Nous savons par la même source que le gombo fait à nouveau partie du menu lorsque les officiels américains, dont William C. C. Claiborne, futur gouverneur de la Louisiane, se présenteront quelques jours plus tard. Le plat est mentionné lors d’un incident notable dans un autre bal, le 9 janvier, quand les Français et Créoles, d’un côté, et les Américains, de l’autre, refusèrent les uns comme les autres de participer à la contredanse de l’autre pays. Pour peu que ce genre de rivalité culturelle nous semble frivole, Laussat y voyait motif de souci, avertissant Claiborne : « Vous avez là une image des sentimens qui animent les esprits. » Leur homologue espagnol, quant à lui, s’en amusait : Casa Calvo « jouait et riait sous cape. Il a fait servir du gombo à deux ou trois femmes, qui se sont réfugiés de son côté, et a continué malignement sa partie. »
Est-ce que c’étaient seulement les gens de la Nouvelle-Orléans qui goûtaient le gombo au tournant du XIXe siècle? Loin de là. Notre deuxième document nous apprend que les Acadiens louisianais l’avaient déjà fait leur, à une ou deux générations de leur établissement dans leur pays d’accueil.
Un voyageur français, Charles-César Robin, a séjourné en Louisiane à la même époque, se rendant dans plusieurs régions. Son livre Voyages dans l’intérieur de la Louisiane, de la Floride occidentale, et dans les îles de La Martinique et de Saint-Domingue, pendant les années 1802, 1803, 1804, 1805 et 1806, publié à Paris en 1807, contient une foule de renseignements sur divers aspects de la vie [2].
En 1802 ou 1803, Robin visite la « Côte des Acadiens », région de plantations sur le Mississippi (aujourd’hui les paroisses Saint-Jacques et de l’Ascension).
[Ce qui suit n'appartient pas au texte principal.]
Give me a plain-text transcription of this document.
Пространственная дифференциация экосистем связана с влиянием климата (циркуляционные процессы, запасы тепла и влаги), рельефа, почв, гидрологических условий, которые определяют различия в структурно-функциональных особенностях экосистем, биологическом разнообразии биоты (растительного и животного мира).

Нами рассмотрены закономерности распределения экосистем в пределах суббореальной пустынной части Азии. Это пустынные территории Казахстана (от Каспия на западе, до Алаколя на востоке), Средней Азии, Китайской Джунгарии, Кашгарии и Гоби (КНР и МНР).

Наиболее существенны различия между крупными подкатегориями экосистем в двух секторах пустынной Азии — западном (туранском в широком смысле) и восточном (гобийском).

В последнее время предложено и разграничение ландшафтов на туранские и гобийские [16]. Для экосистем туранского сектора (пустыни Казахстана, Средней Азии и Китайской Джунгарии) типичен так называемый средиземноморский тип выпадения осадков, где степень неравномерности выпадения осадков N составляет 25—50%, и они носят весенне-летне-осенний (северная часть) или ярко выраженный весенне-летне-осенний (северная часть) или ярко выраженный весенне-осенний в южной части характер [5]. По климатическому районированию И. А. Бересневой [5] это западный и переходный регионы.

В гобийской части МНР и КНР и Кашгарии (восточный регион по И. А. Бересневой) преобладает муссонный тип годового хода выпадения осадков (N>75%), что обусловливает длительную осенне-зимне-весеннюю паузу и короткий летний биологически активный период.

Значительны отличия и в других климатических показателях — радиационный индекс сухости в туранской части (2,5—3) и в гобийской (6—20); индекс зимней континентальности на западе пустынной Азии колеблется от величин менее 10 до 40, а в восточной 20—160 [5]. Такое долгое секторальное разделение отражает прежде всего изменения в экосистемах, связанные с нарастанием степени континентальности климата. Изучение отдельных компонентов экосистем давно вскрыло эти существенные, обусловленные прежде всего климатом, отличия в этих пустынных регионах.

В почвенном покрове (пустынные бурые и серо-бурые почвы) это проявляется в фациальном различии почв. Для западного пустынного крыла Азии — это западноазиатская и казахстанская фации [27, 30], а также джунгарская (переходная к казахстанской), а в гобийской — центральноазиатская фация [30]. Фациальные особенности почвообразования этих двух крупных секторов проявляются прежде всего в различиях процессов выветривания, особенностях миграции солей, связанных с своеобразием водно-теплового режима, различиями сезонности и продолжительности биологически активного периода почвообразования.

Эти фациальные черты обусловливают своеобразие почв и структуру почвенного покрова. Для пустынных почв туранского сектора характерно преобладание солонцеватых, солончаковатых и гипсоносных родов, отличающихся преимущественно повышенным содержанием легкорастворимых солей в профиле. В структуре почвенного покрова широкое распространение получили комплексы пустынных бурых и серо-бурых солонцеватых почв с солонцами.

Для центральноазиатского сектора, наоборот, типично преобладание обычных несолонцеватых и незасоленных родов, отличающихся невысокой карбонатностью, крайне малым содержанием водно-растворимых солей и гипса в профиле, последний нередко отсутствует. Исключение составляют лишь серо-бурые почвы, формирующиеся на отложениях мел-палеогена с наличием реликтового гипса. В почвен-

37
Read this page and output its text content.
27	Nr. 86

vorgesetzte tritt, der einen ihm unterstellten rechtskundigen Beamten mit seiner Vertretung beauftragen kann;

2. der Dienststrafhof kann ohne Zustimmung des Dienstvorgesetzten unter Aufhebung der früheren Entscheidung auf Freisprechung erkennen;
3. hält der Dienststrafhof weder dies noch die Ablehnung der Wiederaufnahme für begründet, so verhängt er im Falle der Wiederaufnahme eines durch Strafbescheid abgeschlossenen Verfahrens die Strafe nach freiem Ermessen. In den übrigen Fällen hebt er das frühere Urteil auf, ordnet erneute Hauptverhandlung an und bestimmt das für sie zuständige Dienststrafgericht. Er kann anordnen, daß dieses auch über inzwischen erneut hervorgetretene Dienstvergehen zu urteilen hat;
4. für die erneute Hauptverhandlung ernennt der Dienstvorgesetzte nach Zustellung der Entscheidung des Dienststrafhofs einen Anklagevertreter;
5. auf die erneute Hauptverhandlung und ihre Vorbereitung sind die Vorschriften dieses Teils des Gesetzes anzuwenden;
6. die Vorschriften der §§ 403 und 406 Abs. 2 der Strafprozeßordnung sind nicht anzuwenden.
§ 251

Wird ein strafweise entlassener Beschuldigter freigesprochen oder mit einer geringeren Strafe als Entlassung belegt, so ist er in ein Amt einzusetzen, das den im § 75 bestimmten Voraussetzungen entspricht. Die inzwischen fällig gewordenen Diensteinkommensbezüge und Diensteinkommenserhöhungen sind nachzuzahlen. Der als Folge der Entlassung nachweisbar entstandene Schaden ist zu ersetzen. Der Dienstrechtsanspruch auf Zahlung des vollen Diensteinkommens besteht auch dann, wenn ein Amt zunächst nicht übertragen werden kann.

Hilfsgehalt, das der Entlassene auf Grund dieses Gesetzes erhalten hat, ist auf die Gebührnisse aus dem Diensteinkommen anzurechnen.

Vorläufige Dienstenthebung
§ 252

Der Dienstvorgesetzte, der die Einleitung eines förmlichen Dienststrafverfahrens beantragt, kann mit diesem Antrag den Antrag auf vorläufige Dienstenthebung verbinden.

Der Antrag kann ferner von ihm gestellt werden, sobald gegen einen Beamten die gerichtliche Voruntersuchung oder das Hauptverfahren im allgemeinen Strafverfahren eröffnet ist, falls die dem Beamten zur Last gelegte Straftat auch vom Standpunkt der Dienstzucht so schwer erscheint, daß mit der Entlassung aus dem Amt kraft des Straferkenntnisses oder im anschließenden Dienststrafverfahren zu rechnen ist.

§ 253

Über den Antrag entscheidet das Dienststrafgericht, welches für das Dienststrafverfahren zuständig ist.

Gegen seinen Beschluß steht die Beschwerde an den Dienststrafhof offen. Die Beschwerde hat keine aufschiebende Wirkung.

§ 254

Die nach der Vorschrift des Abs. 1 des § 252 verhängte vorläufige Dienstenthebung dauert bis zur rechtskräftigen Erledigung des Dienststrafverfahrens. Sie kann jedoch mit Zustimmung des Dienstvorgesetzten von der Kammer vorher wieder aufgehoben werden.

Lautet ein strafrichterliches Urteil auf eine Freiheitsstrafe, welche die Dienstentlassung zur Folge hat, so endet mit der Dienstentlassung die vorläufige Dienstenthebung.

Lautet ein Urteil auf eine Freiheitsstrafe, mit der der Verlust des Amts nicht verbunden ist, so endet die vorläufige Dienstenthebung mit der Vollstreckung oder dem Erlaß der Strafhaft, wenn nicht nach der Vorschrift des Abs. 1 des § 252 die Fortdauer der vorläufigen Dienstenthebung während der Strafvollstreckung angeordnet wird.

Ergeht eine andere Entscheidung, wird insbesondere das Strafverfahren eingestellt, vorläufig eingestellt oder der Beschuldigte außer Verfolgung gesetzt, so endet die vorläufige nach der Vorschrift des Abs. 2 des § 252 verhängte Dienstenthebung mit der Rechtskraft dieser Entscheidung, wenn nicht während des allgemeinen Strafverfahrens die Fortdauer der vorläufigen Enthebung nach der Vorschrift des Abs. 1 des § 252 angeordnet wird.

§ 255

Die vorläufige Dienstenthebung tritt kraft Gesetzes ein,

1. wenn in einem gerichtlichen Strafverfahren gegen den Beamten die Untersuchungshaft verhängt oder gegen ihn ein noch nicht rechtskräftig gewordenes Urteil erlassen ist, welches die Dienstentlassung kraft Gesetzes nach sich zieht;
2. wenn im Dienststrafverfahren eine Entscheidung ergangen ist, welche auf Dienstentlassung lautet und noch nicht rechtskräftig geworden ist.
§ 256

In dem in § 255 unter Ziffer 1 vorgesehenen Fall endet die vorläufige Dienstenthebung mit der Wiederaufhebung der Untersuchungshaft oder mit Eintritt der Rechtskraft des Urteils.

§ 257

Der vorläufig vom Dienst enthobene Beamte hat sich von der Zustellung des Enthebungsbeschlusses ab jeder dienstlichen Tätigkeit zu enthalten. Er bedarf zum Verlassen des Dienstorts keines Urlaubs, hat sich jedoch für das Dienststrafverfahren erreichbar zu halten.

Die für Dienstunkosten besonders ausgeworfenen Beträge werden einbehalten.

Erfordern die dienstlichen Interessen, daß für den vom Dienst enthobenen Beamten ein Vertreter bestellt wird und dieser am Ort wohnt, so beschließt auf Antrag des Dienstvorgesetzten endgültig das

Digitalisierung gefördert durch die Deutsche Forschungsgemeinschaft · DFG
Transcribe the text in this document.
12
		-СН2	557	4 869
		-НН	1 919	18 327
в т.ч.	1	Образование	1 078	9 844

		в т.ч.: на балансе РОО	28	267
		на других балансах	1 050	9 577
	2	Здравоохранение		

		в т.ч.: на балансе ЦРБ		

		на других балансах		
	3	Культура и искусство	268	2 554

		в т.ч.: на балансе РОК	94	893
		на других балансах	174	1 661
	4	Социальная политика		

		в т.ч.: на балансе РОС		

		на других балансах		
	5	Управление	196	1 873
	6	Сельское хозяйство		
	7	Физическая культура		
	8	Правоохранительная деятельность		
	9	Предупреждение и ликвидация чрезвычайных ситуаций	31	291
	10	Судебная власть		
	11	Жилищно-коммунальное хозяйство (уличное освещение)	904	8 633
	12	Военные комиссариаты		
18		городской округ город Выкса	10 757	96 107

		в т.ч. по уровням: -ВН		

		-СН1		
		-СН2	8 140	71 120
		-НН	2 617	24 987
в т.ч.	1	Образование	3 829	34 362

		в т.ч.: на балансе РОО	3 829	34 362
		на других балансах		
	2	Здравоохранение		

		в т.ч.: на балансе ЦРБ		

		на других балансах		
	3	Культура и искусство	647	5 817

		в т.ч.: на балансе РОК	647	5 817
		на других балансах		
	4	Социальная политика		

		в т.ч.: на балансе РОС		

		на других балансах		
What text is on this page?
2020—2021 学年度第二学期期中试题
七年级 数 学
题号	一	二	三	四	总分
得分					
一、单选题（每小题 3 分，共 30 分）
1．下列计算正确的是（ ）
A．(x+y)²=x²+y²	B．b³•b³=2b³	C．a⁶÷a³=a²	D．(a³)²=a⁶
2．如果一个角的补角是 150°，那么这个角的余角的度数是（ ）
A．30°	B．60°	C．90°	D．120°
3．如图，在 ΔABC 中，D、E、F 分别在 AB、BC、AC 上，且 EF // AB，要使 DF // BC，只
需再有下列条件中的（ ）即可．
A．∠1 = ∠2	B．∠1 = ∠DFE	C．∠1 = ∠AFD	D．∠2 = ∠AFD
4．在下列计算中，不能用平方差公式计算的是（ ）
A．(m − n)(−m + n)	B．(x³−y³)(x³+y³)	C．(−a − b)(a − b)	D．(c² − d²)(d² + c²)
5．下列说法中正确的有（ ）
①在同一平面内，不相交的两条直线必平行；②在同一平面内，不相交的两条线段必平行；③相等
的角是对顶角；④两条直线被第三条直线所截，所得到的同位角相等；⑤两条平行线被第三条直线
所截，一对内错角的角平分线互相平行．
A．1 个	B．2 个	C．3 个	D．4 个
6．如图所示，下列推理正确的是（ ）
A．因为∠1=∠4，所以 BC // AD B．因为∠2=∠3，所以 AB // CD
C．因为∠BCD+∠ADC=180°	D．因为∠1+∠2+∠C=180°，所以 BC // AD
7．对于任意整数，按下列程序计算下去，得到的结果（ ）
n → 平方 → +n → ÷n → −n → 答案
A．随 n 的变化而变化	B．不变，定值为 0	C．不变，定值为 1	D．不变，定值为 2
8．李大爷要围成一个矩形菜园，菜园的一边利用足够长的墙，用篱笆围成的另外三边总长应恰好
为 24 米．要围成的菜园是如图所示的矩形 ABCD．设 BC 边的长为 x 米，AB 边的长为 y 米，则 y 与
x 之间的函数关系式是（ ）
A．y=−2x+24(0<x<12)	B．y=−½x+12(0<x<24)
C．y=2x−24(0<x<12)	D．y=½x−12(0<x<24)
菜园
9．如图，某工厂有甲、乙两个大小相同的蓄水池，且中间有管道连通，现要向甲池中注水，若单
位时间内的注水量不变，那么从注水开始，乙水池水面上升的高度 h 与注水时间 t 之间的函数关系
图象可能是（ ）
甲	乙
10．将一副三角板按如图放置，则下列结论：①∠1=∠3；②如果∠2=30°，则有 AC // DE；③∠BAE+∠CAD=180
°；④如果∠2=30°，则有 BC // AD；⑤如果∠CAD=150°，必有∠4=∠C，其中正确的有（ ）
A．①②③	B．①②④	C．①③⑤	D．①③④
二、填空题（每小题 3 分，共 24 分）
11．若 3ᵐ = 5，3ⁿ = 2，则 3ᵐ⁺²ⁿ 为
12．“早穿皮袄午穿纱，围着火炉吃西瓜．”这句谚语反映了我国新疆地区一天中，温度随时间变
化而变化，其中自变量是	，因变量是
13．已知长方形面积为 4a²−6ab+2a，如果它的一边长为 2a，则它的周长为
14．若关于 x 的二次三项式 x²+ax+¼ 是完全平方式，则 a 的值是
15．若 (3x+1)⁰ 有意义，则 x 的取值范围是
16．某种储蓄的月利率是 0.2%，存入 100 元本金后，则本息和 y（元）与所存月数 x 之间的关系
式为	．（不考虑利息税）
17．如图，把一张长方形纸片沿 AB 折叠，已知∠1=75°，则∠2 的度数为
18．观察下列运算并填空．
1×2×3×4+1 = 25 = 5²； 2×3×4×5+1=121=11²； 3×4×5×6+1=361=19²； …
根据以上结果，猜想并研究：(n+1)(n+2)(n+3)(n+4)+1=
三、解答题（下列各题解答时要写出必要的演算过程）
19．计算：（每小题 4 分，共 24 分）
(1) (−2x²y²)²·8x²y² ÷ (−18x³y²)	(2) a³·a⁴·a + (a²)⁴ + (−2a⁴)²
Entre autres détails, il décrit une scène toute acadienne : un bal de maison, où il observe la fameuse joie de vivre qu’on attribue, encore aujourd’hui, aux descendants des Acadiens. « D’un abord ordinairement froid, ils sont cependant amis de la joie », écrit-il, en ajoutant : « Tout le monde danse, grand-père et grand-maman ; un ou deux violons, vaillent que vaillent, animent la joyeuse assemblée » (p. 241). Tout ce passage est délicieux ; je vous donne la page au complet.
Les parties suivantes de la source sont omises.